Amazonian Wonder Woman seems to be receiving a warm reception to her arrival on the big screen, which got me “wondering”, apart from Jane, Barbarella and Modesty Blaise, who else should be the golden girls of the silver screen.
The Ballad of Halo Jones
This seems a natural choice. There has already been a stage production (or two) based on the 2000AD saga drawn by Ian Gibson and written by some bloke from Northampton. Set in the 50th century, it follows the life of an average girl with ambitions beyond her housing conurbation. Hilarious, sad, and well observed, the original plan was to follow Halo from her teens through to old age. The world building is detailed, with future slang, new technologies, fashion and a distant war that shapes local politics. Events push Halo to leave Earth and eventually become
embroiled in the war. A movie trilogy? A tv show? The storyboards are there in three volumes. Publisher Rebellion have recently issued The Complete Halo Jones.

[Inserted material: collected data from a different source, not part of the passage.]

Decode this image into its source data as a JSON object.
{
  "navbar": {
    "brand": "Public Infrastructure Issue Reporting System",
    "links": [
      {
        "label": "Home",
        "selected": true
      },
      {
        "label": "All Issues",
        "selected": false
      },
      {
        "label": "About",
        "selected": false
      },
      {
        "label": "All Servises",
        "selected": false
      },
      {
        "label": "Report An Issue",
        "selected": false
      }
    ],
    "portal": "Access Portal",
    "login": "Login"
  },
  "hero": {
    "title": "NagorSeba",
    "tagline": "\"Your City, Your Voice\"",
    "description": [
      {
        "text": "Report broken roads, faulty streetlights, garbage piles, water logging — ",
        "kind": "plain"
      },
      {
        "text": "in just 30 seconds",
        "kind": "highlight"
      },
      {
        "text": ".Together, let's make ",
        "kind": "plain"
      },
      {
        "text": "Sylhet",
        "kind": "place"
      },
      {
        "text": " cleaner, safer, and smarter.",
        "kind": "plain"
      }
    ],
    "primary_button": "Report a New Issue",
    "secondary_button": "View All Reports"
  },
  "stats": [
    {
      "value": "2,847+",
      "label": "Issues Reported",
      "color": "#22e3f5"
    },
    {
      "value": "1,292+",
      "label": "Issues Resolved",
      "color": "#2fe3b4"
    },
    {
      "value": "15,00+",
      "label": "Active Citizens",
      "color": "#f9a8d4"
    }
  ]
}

Kitty Hawke and Her All-Girl Air Crew
Fancy a little swashbuckling adventure with a Fifties feel? Look no further than Kitty Hawke And Her All-Girl Air Crew. Artist Ray Bailey drew the sky-soaring exploits of Kitty with her crew, Winifred ‘Windfall’ White, Radio Officer Jean Stuart and Navigator Patricia D’Arcy, determined to convince her airline-owning father that girls were just as good as the boys. Agent Carter would approve.
No Tears For Molly
Actually there were loads of tears in this popular strip from IPC’s Tammy. Written by Maureen Spurgeon (who I wouldn’t be surprised to discover was Pat Mills in drag) and dawn by Tony Thwenetti, No Tears For Molly started in 1971 and continued into the Eighties. Surprisingly it predates Upstairs Downstairs by about six months, but if you want a replacement for Downton Abbey this is it. Set in 1926, Molly Mills travels from London’s Eastend to take up a maidservant post at the Devonshire home of Lord and Lady Stanton. On arrival, she inadvertently makes an enemy of the cruel butler Pickering and from then on endures all manner of hardship in her struggles to keep her job and send enough money home to her large family. At all times Molly maintains honesty and integrity, although in addition to Pickering’s scheming, jealous maids Betty and Kitty try to humiliate her at every turn. Help and consolation are at hand though from her friends the Cook and Charlie the boot-boy, as well as Claire, the wheelchairbound daughter of Lord and Lady Stanton. No Tears for Molly was later renamed Molly Mills. It also spawned a novel by June Vincent.
The Truth About Valda
A touch of the supernatural here, with the Truth About Valda which kicked off in DC Thomson’s Mandy in 1968. A mash up of H Rider Haggard, The Man Called Wilson and a few other things, the eternally youthful Valda emerges from the ether to right wrongs and win sporting events such as skating and tennis. Sometimes simultaneously. She periodically needs to bathe in the mysterious blue fire of life in her mountain home and can also bestow new vitality on others via mystic crystals. A 2002 version gave Valda a make-over along the lines of a Paul Dini DC animation.
Catch the Cat!
There are assorted comic cat girls to choose, an interesting mix of options, but this one is nice and self-contained as evidenced by this Lucky Charm reprint. In the Seventies, Bunty had Catch The Cat! following Marie Bonnet who dons a superhero costume and suction pads to further the resistance against Nazi forces occupying France. She is great at sabotaging evil schemes and helping the Allied Forces. It was drawn by Hugh Thornton-Jones.
So, am I forgetting anyone else? Brenda Starr? Pansy Potter? Minnie the Minx? Beryl the Peril? Keyhole Kate? Motormouth? Any comic lassies you feel should be in the movies?